I'm not sure if it is white teachers or just the way the education system works, but even in this college-level class, he tried to whitewash it. Whitewashing is when you make history less terrible for white people or change the most important people involved into white people. We were looking at several paintings and instead of addressing the painting's subject directly, he pointed out the artist and mention small things about the painting. Example, while looking at a picture of Trayvon Martin and his father the professor only said the piece was a father and son. But it was clearly Trayvon Martin and his father, which is significant because Trayvon Martin became a martyr of the black lives matter movement along with many other unfortunate souls who were victims of injustice. He did not address why Trayvon Martin is important. Then he showed a picture of Ruby Bridges, who was the first child to desegregate schools Brown v. Board of Education. Ruby Bridges was protested her entire year of school by racist white bystanders who would scream obscenities at her, throw tomatoes and other things. Something that a six-year-old should never have to deal with. Instead of mentioning these things, he stated that the tomato the artist painted was to symbolize bloodshed during the civil rights movement. Which could be possible ---but was really the safe thing to say. When you know the events that actually happened you know that it was deeper than that. Those protestors were relentless in their torture of Ruby Bridges. They did anything they could discourage her from going to that all-white school. To me, it seemed that because of his whiteness he wasn't comfortable covering the subject in depth, the way that black students would expect.
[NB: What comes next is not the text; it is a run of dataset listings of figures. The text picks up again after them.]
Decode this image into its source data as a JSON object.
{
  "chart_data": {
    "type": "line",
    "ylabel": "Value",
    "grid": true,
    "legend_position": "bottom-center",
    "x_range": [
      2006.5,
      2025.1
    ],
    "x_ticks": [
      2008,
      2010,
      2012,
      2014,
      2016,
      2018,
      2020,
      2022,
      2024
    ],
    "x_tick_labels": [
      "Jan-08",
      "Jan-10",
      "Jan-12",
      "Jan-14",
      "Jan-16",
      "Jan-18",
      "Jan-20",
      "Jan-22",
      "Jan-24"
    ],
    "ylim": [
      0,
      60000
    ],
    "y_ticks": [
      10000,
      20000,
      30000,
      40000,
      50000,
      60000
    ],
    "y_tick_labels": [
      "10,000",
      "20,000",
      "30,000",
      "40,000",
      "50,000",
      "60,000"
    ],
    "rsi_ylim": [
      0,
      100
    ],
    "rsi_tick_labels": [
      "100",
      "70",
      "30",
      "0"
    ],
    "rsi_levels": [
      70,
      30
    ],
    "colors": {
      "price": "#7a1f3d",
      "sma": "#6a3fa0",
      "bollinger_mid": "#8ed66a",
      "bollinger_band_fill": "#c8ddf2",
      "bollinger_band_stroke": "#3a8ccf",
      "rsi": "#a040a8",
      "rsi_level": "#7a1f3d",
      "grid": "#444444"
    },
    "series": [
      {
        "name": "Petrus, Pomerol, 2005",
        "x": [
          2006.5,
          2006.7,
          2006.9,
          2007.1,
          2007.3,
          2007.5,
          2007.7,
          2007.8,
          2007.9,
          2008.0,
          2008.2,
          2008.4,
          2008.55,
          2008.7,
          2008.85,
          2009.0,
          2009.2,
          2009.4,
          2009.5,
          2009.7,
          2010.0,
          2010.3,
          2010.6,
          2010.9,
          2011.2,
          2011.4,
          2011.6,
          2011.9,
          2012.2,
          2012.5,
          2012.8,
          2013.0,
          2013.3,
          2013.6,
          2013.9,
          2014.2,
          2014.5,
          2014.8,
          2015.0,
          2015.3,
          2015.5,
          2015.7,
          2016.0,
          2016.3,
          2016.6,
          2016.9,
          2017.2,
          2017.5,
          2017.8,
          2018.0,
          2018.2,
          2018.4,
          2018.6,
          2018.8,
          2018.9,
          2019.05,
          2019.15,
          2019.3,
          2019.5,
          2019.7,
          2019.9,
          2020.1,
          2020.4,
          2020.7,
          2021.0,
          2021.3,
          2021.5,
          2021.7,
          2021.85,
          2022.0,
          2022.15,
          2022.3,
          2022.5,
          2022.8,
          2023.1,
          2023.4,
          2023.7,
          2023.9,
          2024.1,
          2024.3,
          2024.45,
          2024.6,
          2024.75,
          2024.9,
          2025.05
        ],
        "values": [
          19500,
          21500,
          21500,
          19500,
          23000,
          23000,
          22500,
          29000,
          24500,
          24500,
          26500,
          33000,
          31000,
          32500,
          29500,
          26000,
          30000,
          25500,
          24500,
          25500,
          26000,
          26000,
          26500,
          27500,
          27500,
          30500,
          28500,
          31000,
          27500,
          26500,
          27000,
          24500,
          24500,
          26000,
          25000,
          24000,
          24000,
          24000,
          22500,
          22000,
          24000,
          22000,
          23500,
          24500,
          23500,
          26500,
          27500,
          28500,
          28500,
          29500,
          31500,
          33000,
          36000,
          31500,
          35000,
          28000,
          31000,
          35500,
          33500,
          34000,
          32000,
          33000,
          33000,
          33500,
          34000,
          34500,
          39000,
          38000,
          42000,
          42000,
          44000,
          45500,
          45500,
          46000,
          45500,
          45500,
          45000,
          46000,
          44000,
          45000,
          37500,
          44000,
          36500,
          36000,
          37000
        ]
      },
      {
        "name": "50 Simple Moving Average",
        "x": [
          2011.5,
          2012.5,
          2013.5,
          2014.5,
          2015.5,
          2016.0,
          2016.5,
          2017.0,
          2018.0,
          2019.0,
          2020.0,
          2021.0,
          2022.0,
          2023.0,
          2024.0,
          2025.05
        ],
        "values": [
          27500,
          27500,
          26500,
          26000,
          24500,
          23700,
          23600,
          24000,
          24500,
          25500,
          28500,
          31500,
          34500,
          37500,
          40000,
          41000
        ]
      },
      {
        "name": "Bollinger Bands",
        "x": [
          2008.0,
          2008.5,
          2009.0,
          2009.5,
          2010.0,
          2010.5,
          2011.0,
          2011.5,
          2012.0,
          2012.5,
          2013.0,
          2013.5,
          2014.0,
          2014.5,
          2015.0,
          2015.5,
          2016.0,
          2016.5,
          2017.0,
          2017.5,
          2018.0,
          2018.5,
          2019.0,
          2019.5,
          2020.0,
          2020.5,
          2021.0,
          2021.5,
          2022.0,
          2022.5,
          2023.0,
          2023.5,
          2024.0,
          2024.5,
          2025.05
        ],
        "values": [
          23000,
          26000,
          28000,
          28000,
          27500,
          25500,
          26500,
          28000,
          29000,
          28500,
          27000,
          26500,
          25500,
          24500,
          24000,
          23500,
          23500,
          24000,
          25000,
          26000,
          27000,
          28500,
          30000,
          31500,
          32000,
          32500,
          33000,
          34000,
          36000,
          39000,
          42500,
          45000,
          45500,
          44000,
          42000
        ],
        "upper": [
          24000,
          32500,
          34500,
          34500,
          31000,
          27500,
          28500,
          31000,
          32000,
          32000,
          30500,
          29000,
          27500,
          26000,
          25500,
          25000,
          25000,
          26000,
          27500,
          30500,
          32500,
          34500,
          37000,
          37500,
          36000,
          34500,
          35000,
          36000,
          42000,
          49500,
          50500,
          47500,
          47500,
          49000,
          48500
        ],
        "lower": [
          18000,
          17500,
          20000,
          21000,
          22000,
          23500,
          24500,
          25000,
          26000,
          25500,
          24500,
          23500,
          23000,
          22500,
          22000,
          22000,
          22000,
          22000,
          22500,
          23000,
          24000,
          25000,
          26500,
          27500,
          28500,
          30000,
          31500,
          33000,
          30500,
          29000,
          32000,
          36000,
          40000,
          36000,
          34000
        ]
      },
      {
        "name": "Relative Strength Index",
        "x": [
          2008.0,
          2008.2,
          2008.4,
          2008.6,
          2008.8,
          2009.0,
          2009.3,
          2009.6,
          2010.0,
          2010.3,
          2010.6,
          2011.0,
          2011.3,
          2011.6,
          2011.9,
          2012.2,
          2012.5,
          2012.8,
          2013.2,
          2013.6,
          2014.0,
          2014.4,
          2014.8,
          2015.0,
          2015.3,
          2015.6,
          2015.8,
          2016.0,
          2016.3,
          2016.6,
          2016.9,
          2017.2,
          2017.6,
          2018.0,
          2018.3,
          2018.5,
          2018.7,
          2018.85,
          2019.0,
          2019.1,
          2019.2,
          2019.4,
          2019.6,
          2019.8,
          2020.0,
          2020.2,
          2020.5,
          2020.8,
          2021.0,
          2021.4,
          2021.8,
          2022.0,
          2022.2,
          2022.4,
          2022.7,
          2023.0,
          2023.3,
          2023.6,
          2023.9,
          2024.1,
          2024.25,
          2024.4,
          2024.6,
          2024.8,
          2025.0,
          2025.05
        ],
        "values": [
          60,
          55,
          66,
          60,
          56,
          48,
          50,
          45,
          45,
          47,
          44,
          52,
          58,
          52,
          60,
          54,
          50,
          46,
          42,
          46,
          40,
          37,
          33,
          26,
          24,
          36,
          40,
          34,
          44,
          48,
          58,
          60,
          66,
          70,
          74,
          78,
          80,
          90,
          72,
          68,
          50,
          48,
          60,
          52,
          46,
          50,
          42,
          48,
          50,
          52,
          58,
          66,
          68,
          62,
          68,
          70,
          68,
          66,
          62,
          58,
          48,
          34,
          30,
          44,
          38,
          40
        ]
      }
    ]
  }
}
Even so, if you're woke, and you should be if you're teaching this class, you should know the importance of having black teachers teach classes like this and what that could mean not only for them but also for their students. However, I am aware that this is a perspective course, and these kinds of courses tend to be throwaway courses that the University hands to any willing professor. Our professor could have been the only person willing to accept the job, but if so, my school needs to do better with diversity amongst their professors. They should be treating every course like it matters, because I was very excited for the course until I realized that it was going to be whitewashed.